Nulla è più eccezionale dello sguardo. Quando parliamo delle orecchie delle creature
non diciamo che hanno un 'ascoltardo', oppure, delle loro narici, che hanno un
'sentardo' o un 'annusardo'.
Cos'è lo sguardo? E' qualcosa di inesprimibile. Nessuna parola esprime, neanche
lontanamente, la sua strana essenza. Eppure lo sguardo esiste. Poche sono le realtà
che hanno un tale livello di esistenza.
"Tutto scorre", "tutto è movimento", " non ci si immerge mai
due volte nello stesso fiume", ecc. Il povero Eraclito si sarebbe suicidato se
avesse incontrato Dio, la negazione della sua visione fluida dell'universo. Se il
tubo avesse posseduto una forma di linguaggio, avrebbe ribattuto al pensatore di Efeso:
"Tutto è immobile", "tutto è inerzia", "ci si immerge sempre
nello stesso pantano", ecc.
Lo sguardo è una scelta. Chi guarda decide di soffermarsi su una determinata cosa e
di escludere dunque dall'attenzione il resto del proprio campo visivo. In questo
senso lo sguardo, che è l'essenza della vita, è prima di tutto un rifiuto.
Vivere vuol dire rifiutare. Chi accetta ogni cosa non è più vivo dell'orifizio di
un lavandino.
Dio sa che dopo il viso cercherà di tendere una mano verso di lui. Ci è abituato:
gli adulti avvicinano sempre le loro dita alla sua faccia. Decide che morderà
l'indice della sconosciuta. Si prepara.
Appare infatti una mano nel suo campo visivo, ma - stupore! - ha una barretta
biancastra tra le dita. Dio non ha mai visto una cosa del genere e si dimentica
di gridare.
- E' cioccolato bianco del Belgio, - dice la nonna al bimbo che ha appena
scoperto.
Di queste parole Dio capisce solo 'bianco': sa cos'è, l'ha visto sul latte e
sui muri. Gli altri vocaboli gli sono sconosciuti: 'cioccolato' e soprattutto
'Belgio'. Intanto la barretta è accanto alla bocca.
- Si mangia, - dice la voce.
Mangiare: Dio sa cos'è. E' una cosa che fa spesso. Mangiare è il biberon, il
puré con pezzetti di carne, la banana schiacciata con la mela grattugiata e
il succo d'arancia.
Mangiare ha un odore. Questa barretta biancastra ha un odore che Dio non conosce.
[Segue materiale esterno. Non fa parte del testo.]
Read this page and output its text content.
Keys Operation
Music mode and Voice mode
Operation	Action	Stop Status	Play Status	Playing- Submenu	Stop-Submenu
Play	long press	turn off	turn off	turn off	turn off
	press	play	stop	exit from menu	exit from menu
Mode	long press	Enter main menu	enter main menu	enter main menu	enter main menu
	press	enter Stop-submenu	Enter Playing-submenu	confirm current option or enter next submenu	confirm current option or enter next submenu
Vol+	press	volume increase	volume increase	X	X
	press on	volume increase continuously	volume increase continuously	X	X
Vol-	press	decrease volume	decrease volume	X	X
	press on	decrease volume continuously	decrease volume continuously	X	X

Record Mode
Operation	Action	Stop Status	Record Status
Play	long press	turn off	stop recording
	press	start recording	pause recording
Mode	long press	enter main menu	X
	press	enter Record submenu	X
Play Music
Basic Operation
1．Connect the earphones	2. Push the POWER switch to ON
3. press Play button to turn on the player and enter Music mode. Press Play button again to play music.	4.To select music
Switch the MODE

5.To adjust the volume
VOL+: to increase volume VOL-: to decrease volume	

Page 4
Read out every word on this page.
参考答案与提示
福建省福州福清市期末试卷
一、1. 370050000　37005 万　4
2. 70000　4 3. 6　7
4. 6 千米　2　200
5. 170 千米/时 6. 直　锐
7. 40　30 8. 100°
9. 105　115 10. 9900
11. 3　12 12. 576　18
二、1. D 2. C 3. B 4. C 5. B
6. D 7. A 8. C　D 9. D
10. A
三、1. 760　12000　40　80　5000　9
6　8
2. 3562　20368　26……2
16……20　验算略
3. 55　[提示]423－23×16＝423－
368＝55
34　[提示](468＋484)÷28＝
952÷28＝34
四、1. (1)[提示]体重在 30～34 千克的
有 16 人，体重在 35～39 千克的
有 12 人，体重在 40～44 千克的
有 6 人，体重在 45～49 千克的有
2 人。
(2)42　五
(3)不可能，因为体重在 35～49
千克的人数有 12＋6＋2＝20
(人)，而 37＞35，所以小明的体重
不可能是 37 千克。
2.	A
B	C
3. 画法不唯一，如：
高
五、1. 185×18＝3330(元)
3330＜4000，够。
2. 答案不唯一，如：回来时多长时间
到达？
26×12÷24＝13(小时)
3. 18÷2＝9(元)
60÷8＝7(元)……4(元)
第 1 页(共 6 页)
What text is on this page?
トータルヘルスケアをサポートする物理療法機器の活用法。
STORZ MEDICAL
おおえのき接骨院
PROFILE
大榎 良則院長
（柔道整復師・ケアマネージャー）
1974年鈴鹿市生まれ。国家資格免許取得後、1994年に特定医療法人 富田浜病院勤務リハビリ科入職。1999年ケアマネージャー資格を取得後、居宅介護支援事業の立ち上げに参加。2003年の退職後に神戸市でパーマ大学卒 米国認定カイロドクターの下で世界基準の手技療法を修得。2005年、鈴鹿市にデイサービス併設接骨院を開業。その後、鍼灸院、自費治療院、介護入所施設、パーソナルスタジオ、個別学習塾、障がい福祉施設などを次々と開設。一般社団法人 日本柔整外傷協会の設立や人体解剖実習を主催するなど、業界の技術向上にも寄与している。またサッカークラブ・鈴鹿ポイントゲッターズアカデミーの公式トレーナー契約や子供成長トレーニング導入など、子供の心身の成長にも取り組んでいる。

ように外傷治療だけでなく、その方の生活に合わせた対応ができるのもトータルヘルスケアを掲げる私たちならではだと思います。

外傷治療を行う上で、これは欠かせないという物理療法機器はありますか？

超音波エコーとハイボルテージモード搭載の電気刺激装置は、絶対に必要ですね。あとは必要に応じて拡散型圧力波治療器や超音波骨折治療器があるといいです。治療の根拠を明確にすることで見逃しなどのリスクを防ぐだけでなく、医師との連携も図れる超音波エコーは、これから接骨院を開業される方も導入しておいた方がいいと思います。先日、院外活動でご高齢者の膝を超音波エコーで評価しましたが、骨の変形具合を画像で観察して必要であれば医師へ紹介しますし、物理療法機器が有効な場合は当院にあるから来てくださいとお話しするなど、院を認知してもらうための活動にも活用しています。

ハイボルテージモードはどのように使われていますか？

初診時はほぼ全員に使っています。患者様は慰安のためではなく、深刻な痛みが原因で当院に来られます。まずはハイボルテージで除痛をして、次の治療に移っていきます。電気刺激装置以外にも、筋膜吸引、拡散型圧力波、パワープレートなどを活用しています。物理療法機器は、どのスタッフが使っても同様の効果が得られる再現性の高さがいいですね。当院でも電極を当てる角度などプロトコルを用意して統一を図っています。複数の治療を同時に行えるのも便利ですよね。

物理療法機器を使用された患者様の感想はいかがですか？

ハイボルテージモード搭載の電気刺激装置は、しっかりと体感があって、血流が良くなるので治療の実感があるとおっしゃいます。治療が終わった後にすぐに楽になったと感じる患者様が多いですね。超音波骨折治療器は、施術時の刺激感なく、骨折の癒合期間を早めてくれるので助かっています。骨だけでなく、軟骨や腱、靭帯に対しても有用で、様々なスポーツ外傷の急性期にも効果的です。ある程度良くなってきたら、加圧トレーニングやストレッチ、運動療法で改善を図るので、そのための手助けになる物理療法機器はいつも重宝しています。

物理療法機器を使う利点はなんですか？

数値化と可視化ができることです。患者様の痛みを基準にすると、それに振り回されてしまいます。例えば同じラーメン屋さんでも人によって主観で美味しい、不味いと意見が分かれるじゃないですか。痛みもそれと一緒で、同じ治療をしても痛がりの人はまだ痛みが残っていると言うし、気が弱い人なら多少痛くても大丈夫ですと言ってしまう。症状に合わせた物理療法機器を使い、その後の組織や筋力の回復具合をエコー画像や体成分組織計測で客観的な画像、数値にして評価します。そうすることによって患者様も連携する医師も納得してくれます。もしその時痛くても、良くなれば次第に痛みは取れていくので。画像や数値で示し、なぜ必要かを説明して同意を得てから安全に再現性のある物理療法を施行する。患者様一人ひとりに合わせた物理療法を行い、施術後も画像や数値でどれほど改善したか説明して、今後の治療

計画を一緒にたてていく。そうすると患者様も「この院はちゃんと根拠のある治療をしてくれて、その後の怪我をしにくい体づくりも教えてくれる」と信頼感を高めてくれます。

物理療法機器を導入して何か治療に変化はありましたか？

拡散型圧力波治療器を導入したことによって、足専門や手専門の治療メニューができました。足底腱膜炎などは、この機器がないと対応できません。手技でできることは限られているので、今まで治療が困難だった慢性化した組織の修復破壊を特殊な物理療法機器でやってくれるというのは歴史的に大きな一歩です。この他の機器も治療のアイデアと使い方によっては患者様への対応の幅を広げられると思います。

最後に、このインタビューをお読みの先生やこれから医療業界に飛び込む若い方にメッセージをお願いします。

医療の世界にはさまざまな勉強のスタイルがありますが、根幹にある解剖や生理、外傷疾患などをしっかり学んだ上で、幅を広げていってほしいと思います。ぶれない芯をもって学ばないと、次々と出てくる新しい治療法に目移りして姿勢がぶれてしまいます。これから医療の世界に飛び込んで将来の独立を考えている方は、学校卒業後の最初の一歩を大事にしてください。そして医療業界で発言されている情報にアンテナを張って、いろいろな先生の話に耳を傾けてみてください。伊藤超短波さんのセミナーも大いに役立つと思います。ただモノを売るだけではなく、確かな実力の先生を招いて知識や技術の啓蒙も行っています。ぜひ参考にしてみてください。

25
Ed è migliore del sapone e della pomata. Dio ne ha paura e voglia allo stesso
tempo. Smorfia di disgusto e acquolina in bocca.
Con un'impennata di coraggio acchiappa la novità coi denti, la mastica, ma non
serve: si fonde sulla lingua, tappezza il palato, gli riempie la bocca - e accade
il miracolo.
La voluttà gli dà alla testa, gli lacera il cervello e vi fa rimbombare una voce che
non aveva mai sentito prima:
"Sono io! Sono io, vivo! Io parlo! Non sono né 'egli' né 'lui', io sono io!
Non dovrai più dire 'egli' per parlare di te, dovrai dire 'io'. E io sono il tuo
migliore amico: io ti procuro il piacere."
E' stato allora che sono nata, nel febbraio del 1970, all'età di due anni e mezzo,
sulle montagne del Kansai, nel villaggio di Shakugawa, sotto gli occhi di mia
nonna paterna, per grazia del cioccolato bianco.
L'analisi dell'edificante linguaggio altrui mi portò a questa conclusione:
parlare era un atto di creazione ma anche di distruzione. Era meglio starci
molto attenti, con questa invenzione.
Ero giapponese.
Nella provincia del Kansai, a due anni e mezzo, essere giapponese significava
vivere nel cuore della bellezza e dell'adorazione. Essere giapponese significava
abbuffarsi dei fiori esageratamente profumati del giardino molle di pioggia, sedersi
sullo sfondo dello stagno di pietra a guardare, in lontananza, le montagne grandi
come l'interno del proprio petto, prolungare dentro di sé il canto mistico
del venditore di patate dolci che attraversa il quartiere all'imbrunire.
Avere tre anni non offriva veramente nulla di buono. I Nipponici avevano ragione a
situare a questa età la fine dello stato divino. Qualcosa era andato perso,
- di già! - la cosa più preziosa di tutte e impossibile da recuperare: una
forma di fiducia nella benevola perennità del mondo.